Слова нежности, обращенные к сыну, и свирепые угрозы по адресу герцога Норфолькского одновременно слетают с уст умирающего властителя Англии. Выходя из королевской опочивальни, Том с ужасом видит, как «впереди его летит отрубленная голова герцога Норфолькского».
Художественная сила этой замечательной сцены заключается в том, что в ней разоблачаются не только личные пороки Генриха VIII, но и сама противоестественная природа королевской власти.

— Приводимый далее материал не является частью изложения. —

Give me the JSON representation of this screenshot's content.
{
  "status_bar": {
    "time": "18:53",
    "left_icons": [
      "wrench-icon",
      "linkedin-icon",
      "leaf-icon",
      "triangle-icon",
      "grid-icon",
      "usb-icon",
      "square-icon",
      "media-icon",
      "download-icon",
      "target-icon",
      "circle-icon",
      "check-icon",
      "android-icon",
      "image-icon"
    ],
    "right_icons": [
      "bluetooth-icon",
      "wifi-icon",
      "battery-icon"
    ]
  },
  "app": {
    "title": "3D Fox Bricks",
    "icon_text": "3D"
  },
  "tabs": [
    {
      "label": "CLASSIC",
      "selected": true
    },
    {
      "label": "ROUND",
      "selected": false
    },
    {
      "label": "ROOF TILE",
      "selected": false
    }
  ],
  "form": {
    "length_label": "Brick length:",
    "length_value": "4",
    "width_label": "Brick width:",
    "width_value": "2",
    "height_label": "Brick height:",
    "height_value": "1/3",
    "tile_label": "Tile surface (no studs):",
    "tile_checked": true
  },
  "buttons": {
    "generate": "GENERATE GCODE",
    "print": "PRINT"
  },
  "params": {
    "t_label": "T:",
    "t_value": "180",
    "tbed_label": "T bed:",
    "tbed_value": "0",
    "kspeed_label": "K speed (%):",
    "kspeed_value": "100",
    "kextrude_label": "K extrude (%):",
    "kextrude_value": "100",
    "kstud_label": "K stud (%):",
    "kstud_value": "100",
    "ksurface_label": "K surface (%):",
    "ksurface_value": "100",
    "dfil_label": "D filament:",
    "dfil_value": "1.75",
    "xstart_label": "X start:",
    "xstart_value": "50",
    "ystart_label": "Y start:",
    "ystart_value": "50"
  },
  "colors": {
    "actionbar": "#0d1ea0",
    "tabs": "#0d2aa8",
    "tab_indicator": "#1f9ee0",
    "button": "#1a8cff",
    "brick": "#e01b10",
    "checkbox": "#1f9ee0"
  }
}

Отцовские чувства и стремления Генриха VIII еще больше подчеркивают противоестественность его общественного положения, извращенность того узаконенного государством и церковью порядка вещей, при котором жизни и судьбы миллионов людей зависят от прихоти одного человека. Средневековый мир извращен в самой своей основе, и самым гнусным и противоестественным его качеством является разделение на рабов и господ, на королей и подданных, на «принцев» и «нищих». В этом гневном протесте против любых форм социального неравенства заключалась великая сила книги Твена, ее огромная жизненная актуальность в условиях Америки и Европы конца XIX в. По своему внутреннему смыслу сказка Твена имела столь же близкое отношение к прошлому, как и к настоящему, как к Европе, так и к Америке. На данном этапе своего творчества Твен, быть может, еще полностью не отдавал себе в этом отчета. Но хотел этого писатель или нет, объективно его роман отразил не только противоречия средневекового мира, но и противоречия любого классового общества, основой которого являются отношения господства и подчинения.
В бесхитростной и наивной «транскрипции» детской сказки Твен утверждает один из величайших принципов своего демократического кредо — принцип социального равенства людей. В просветительски четкой форме великий американский писатель говорит о том, что люди не родятся королями и нищими, а становятся ими.